Certainly, good reason to celebrate.

Tax credit may drive additional home renovations

January’s federal budget introduced a temporary Home Renovation Tax Credit of 15 per cent (up to a maximum of $1,350) for eligible home renovations and alterations, including things like renovating a kitchen, building a deck, installing a new furnace or purchasing new windows.
The federal government explained that the purpose of the tax credit is to provide a temporary incentive for Canadians to undertake new renovation projects or accelerate planned future projects, with the overall goal of stimulating the Canadian economy and boosting the energy efficiency of Canada’s homes.
For homeowners who were already considering renovations, it would seem to make sense to take advantage of the 2009 tax credit. However, an increase in renovations will also mean an increased demand for contractors, which may lead to opportunists taking advantage of eager homeowners.
The Better Business Bureau (BBB) of Manitoba and Northwestern Ontario advises that home repair rip-offs are among the most common types of scams. The BBB warns that the contracting industry is “plagued with fly-by-night scam artists that show up on your doorstep offering to do house and yard work for exorbitant fees.”
According to the Bureau, home repair rip-off artists typically request that you pay fees up front before the work is completed, refuse to provide a written receipt and complete work poorly. Homeowners are advised to watch out for companies that knock on your door offering to do work, regularly over bill or that charge for services you have not requested.
The BBB suggests getting estimates from a minimum of three contractors who have permanent addresses in your area.

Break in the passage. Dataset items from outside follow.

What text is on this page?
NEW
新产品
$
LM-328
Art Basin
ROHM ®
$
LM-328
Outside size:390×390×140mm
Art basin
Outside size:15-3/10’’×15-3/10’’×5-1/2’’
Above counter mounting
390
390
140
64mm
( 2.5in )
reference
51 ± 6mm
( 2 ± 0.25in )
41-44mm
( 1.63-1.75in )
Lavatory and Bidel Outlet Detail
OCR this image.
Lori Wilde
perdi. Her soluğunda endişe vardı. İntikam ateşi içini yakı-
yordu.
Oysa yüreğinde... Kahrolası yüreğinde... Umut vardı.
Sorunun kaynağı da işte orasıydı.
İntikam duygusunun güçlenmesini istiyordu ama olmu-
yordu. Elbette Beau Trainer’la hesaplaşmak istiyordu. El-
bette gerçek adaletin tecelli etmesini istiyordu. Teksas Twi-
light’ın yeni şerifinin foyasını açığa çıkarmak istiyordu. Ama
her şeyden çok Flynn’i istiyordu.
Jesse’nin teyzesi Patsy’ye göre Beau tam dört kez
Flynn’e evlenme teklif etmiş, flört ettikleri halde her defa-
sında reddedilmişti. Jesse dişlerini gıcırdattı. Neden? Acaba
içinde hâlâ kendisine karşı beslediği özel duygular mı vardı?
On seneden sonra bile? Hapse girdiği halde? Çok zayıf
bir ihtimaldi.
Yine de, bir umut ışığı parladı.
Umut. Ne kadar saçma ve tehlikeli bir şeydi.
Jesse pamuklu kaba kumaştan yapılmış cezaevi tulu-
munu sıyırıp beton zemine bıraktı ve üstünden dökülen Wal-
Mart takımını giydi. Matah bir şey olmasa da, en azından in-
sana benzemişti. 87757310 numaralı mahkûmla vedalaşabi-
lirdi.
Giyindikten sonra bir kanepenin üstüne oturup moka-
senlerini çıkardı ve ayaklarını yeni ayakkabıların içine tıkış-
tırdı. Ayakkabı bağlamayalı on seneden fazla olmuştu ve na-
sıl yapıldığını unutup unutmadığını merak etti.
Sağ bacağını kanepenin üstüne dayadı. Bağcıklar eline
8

Security Tips: Other steps to protect your identity

* Be suspicious of transactions you didn’t initiate
* Question the need to provide your Social Security number
* Reconcile all credit purchases with your monthly statement
* Review your credit statements, and close accounts you don’t use
* Get annual reports of your credit status from Equifax or TransUnion
* Photocopy the contents of your wallet and keep this information in a safe place
* Immediately sign all new credit cards
* Your mailbox is an invitation to thieves. Get a locking box, or retrieve your mail right after delivery
* Shred anything that contains your personal information
* When purchasing goods online, ensure the URL starts with “https://” (the “s” is for secure), and beware of using pop-up forms

Members advised to be wary of telephone scam

A familiar telephone scam involving VISA and MasterCard credit cards has been occurring in increasing frequency in recent months and, as such, members are being advised to be vigilant with respect to confidential personal information.
In this scam, victims typically receive a phone call from a caller who identifies himself as an investigator with the fraud department of VISA or MasterCard. The caller states that the victim’s account has been flagged for unusual activity and then asks if the victim has recently made a purchase in a distant region for a specified amount.
When the victim replies that they have not, the caller states that VISA/MasterCard will credit the amount of the fraudulent purchase to the victim’s account and then asks for verification of the credit card number and the three-digit code on the back of the card. The caller may also ask for other confidential information, stating that the information is needed to credit the amount to the account.
Once the victim gives the caller the information, the caller assures them the money will be credited to their account and ends the call. The scam artist then uses the information to go on a spending spree with the victim’s credit card.
If you receive an unsolicited call from an individual claiming to be a representative of VISA or MasterCard, do not give them any personal information. Instead, call the credit card company directly and ask to speak to a representative.